Friday, February 26, 2010

the anti list

surprise! i keep dragging this blog back up from the forgotten depths of the interwebs. just when you and i both thought it was done.

See, i'm finding myself doing a lot of internet reading these days, and not a lot of actually doing anything. also, i read things an awful lot that are similar to sentiments i would have, but articulated better. or i find my own 'voice' annoying. or i think, why on earth would anyone want to read that?
but the internal dialog is persistent, and sometimes i need to let it ooze out my fingers so it can stop rattling around in my head.

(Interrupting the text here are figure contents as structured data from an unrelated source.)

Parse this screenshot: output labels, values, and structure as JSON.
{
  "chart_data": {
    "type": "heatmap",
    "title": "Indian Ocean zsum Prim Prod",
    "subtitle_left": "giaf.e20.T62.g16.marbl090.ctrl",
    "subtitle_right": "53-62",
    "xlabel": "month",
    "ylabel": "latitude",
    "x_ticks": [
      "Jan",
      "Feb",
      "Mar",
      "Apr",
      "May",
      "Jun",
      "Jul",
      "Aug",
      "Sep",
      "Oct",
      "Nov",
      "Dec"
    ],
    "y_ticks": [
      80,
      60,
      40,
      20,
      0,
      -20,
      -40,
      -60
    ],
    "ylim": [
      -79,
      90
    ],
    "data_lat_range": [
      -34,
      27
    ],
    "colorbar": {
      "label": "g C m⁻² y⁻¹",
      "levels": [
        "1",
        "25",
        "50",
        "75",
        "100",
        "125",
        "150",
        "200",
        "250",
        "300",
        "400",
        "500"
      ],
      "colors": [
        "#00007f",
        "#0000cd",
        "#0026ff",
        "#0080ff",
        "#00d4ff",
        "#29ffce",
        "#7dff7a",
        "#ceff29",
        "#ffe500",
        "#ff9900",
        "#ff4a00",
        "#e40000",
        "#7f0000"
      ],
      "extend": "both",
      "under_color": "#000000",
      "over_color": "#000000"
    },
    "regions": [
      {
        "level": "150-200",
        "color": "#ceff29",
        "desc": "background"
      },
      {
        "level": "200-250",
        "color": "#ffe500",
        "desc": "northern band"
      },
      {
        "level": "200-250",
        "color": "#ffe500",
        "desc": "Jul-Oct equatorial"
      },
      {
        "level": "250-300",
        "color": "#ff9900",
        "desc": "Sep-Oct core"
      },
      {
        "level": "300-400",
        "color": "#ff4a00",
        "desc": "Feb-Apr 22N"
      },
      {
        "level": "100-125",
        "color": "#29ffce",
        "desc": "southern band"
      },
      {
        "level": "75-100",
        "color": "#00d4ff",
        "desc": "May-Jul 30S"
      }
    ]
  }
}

i was thinking about lists. about how so many blogs are focused around them. how much people seem to enjoy putting things in lists. list your favorite albums. list your favorite movies. top ten internet faux pas. top 5 reasons why i never finished... whatever.

my new favorite blog did a "list your top ten favorite albums" which got lots and lots of responses. and i thought, i have nothing to add.
but today, a month later.. (i'm slow to think on things sometimes)...i realised that the idea that i have nothing to contribute to a discussion on music is silly. i listen to music. i love music.
i may not know and love every ani album ever. or every radiohead or u2 or any other appropriately cool band. but i love music. i tend to find something i like, and i devour it. i will listen to the same album daily for a week, a month, 6 months. even a year. ask my dad about the rent soundtrack.
so i looked at all these lists and i thought, how do i narrow it down to 10? and are there as many as 10? and it was too much pressure and i didn't do it.

me and lists. i have made lists of possible jobs/careers to pursue at least a dozen times in the last couple years. and i make to do lists. or made. not so much recently. not much to do recently.

but when it comes to ideas (not tasks), i find lists take away their strength. put it on a list and it's like it's already gone. oversimplifying and narrowing it down to a line on a page takes away its strength. like my resume. how do i squish all of the intangible and yet priceless lessons of failure into the space between two lines of text?